Abbiamo perso spazi democratici, abbiamo perso produttività, vocazioni, centralità… sempre a causa di non meglio definite rivendicazioni di principio che non hanno portato a nulla.
Pure a costo di diventare antipopolare, continuo a credere che la più grande sciagura per Corigliano e Rossano, oggi Corigliano-Rossano e per la Sibaritide, è stato aver permesso a Enel, a inizio degli anni 2000, di spicchettare le tende e andar via indisturbata lasciandoci il nulla e innescando un pauroso effetto domino di solitudine sociale, commerciale e di servizi.
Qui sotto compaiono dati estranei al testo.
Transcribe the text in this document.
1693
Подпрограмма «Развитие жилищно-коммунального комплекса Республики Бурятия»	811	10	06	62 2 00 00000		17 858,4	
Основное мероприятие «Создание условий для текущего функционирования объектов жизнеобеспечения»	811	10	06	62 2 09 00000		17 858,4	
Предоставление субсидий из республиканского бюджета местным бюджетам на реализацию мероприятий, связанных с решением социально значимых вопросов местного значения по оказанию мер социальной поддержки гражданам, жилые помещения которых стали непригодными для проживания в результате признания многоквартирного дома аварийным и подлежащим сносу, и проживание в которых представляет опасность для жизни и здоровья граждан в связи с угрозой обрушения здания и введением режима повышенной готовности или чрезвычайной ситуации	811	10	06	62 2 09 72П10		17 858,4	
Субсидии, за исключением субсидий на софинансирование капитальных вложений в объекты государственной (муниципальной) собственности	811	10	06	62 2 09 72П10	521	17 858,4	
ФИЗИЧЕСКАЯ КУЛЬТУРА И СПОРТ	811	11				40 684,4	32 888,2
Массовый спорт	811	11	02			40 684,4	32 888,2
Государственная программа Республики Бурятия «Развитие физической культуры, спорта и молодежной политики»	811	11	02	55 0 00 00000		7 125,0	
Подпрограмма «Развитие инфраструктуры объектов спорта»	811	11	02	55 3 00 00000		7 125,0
Di farci piombare nella povertà di futuro. Siamo rimasti a fare la guerra contro la riconversione a carbone della centrale – giustissima e legittima – quando già tutto il mondo sapeva che il carbone aveva la sorte segnata e il tempo contato. Eppure, ci siamo buttati a capofitto, come i muli, nella narrazione di essere un territorio colonizzato mentre altri acchiappavano i soldi di questa presunta “colonizzazione” stra-cambiando le loro prospettive.
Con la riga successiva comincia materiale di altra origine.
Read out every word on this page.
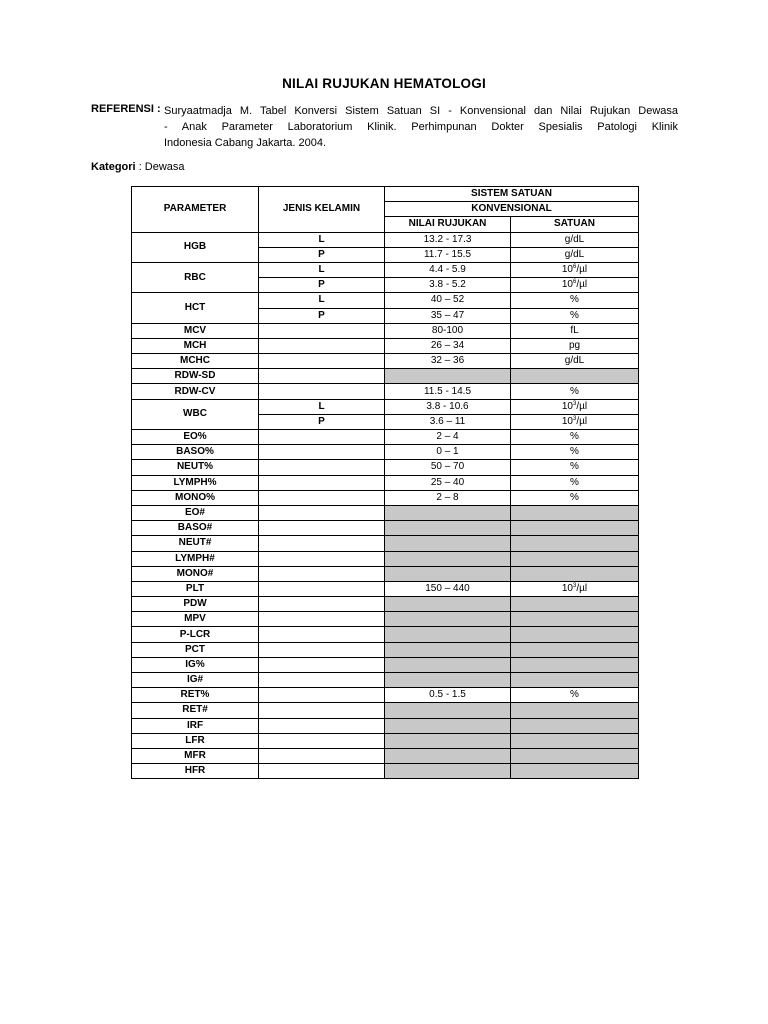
NILAI RUJUKAN HEMATOLOGI
REFERENSI : Suryaatmadja M. Tabel Konversi Sistem Satuan SI - Konvensional dan Nilai Rujukan Dewasa
- Anak Parameter Laboratorium Klinik. Perhimpunan Dokter Spesialis Patologi Klinik
Indonesia Cabang Jakarta. 2004.
Kategori : Dewasa
PARAMETER	JENIS KELAMIN	SISTEM SATUAN	
		KONVENSIONAL	
		NILAI RUJUKAN	SATUAN
HGB	L	13.2 - 17.3	g/dL
	P	11.7 - 15.5	g/dL
RBC	L	4.4 - 5.9	$10^6/\mu l$
	P	3.8 - 5.2	$10^6/\mu l$
HCT	L	40 – 52	%
	P	35 – 47	%
MCV		80-100	fL
MCH		26 – 34	pg
MCHC		32 – 36	g/dL
RDW-SD			
RDW-CV		11.5 - 14.5	%
WBC	L	3.8 - 10.6	$10^3/\mu l$
	P	3.6 – 11	$10^3/\mu l$
EO%		2 – 4	%
BASO%		0 – 1	%
NEUT%		50 – 70	%
LYMPH%		25 – 40	%
MONO%		2 – 8	%
EO#			
BASO#			
NEUT#			
LYMPH#			
MONO#			
PLT		150 – 440	$10^3/\mu l$
PDW			
MPV			
P-LCR			
PCT			
IG%			
IG#			
RET%		0.5 - 1.5	%
RET#			
IRF			
LFR			
MFR			
HFR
Siamo stati orgogliosi di aver combattuto e vinto la guerra contro il carbone ma non ci accorgevamo che nel frattempo stavamo perdendo la battaglia più grande per la sopravvivenza delle generazioni future e la centralità della Sibaritide. Chiusa definitivamente Enel (tutto il resto, dal 2008 ad oggi, attorno al polo industriale, è stato solo un teatrino!), è stato accelerato il processo per la soppressione del tribunale e di tanti altri uffici e presidi pubblici, e a ruota una serie di ricadute nefaste sull’intero tessuto economico e sociale. Tutte coincidenze e casualità ben inanellate l’una con l’altra?! Può essere. Ma la realtà è che oggi siamo più poveri di ieri. Questo è sicuro. Non solo per la crisi globale ma anche per la crisi lenta e lacerante tutta interna alla Calabria del nord-est.
Oggi rischiamo di fare lo stesso errore con il porto di Corigliano (o Corigliano-Rossano, poco importa). Una darsena così grande ed estesa che potrebbe essere declinata a più vocazioni, eppure, ingessata da polemiche e veti incrociati dei movimenti popolari che puntualmente si risvegliano per dire NO. E solo no.
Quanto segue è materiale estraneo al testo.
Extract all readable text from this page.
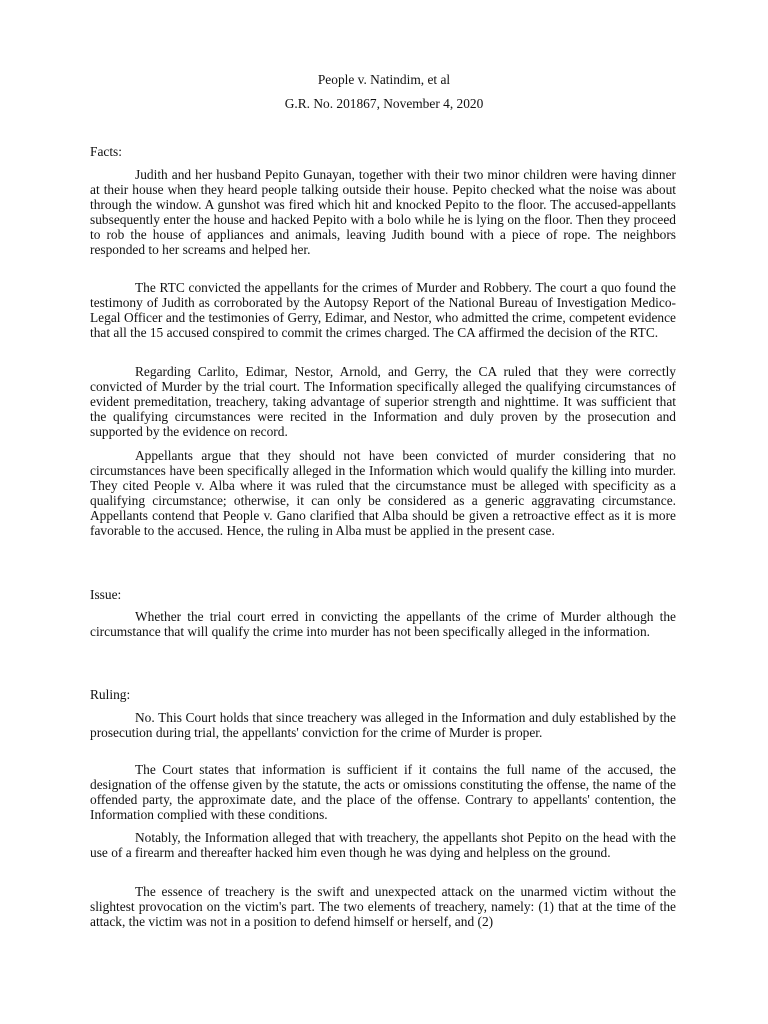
People v. Natindim, et al

G.R. No. 201867, November 4, 2020

Facts:

Judith and her husband Pepito Gunayan, together with their two minor children were having dinner at their house when they heard people talking outside their house. Pepito checked what the noise was about through the window. A gunshot was fired which hit and knocked Pepito to the floor. The accused-appellants subsequently enter the house and hacked Pepito with a bolo while he is lying on the floor. Then they proceed to rob the house of appliances and animals, leaving Judith bound with a piece of rope. The neighbors responded to her screams and helped her.

The RTC convicted the appellants for the crimes of Murder and Robbery. The court a quo found the testimony of Judith as corroborated by the Autopsy Report of the National Bureau of Investigation Medico-Legal Officer and the testimonies of Gerry, Edimar, and Nestor, who admitted the crime, competent evidence that all the 15 accused conspired to commit the crimes charged. The CA affirmed the decision of the RTC.

Regarding Carlito, Edimar, Nestor, Arnold, and Gerry, the CA ruled that they were correctly convicted of Murder by the trial court. The Information specifically alleged the qualifying circumstances of evident premeditation, treachery, taking advantage of superior strength and nighttime. It was sufficient that the qualifying circumstances were recited in the Information and duly proven by the prosecution and supported by the evidence on record.

Appellants argue that they should not have been convicted of murder considering that no circumstances have been specifically alleged in the Information which would qualify the killing into murder. They cited People v. Alba where it was ruled that the circumstance must be alleged with specificity as a qualifying circumstance; otherwise, it can only be considered as a generic aggravating circumstance. Appellants contend that People v. Gano clarified that Alba should be given a retroactive effect as it is more favorable to the accused. Hence, the ruling in Alba must be applied in the present case.

Issue:

Whether the trial court erred in convicting the appellants of the crime of Murder although the circumstance that will qualify the crime into murder has not been specifically alleged in the information.

Ruling:

No. This Court holds that since treachery was alleged in the Information and duly established by the prosecution during trial, the appellants' conviction for the crime of Murder is proper.

The Court states that information is sufficient if it contains the full name of the accused, the designation of the offense given by the statute, the acts or omissions constituting the offense, the name of the offended party, the approximate date, and the place of the offense. Contrary to appellants' contention, the Information complied with these conditions.

Notably, the Information alleged that with treachery, the appellants shot Pepito on the head with the use of a firearm and thereafter hacked him even though he was dying and helpless on the ground.

The essence of treachery is the swift and unexpected attack on the unarmed victim without the slightest provocation on the victim's part. The two elements of treachery, namely: (1) that at the time of the attack, the victim was not in a position to defend himself or herself, and (2)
Quel porto è così grande da poter continuare ad ospitare il settore pesca, per sviluppare il diportismo e anche per aprire orizzonti all’industria tecnologica. Perché tutte e tre le cose insieme non si possono fare? Perché non possono convivere? Eppure non stiamo scoprendo o inventando nulla! Semplicemente continuiamo a rimanere ripiegati su noi stessi a piangerci addosso. Perché il lamento piace più d’ogn’altra cosa ed è più facile della lotta e della proposta.
L’area portuale di Civitavecchia agli inizi degli anni 90 aveva dimensioni più piccole dell’area portuale di Corigliano. Molto più piccole, dell’ordine di 1 a 3. Eppure nello scalo laziane hanno sviluppato il commercio marittimo (guarda caso proprio grazie ad una centrale a carbone!), hanno mantenuto la flotta peschereccia e sono diventati l’hub crocieristico più importante del Mediterraneo con l’attracco ogni anno di centinaia di navi cruise di proporzioni mastodontiche. È vero, Civitavecchia è la porta di Roma ma anche Ostia lo è, anche Anzio e Nettuno lo sono.
Noi, invece, siamo la porta per noi stessi: una terra– non finiremo mai di dircelo addosso – dalle infinite possibilità ma che ancora non sa dove vuole andare e cosa vuole essere… da grande!
Nel frattempo, continuiamo a gaurdare il nostro futuro con il bionocolo.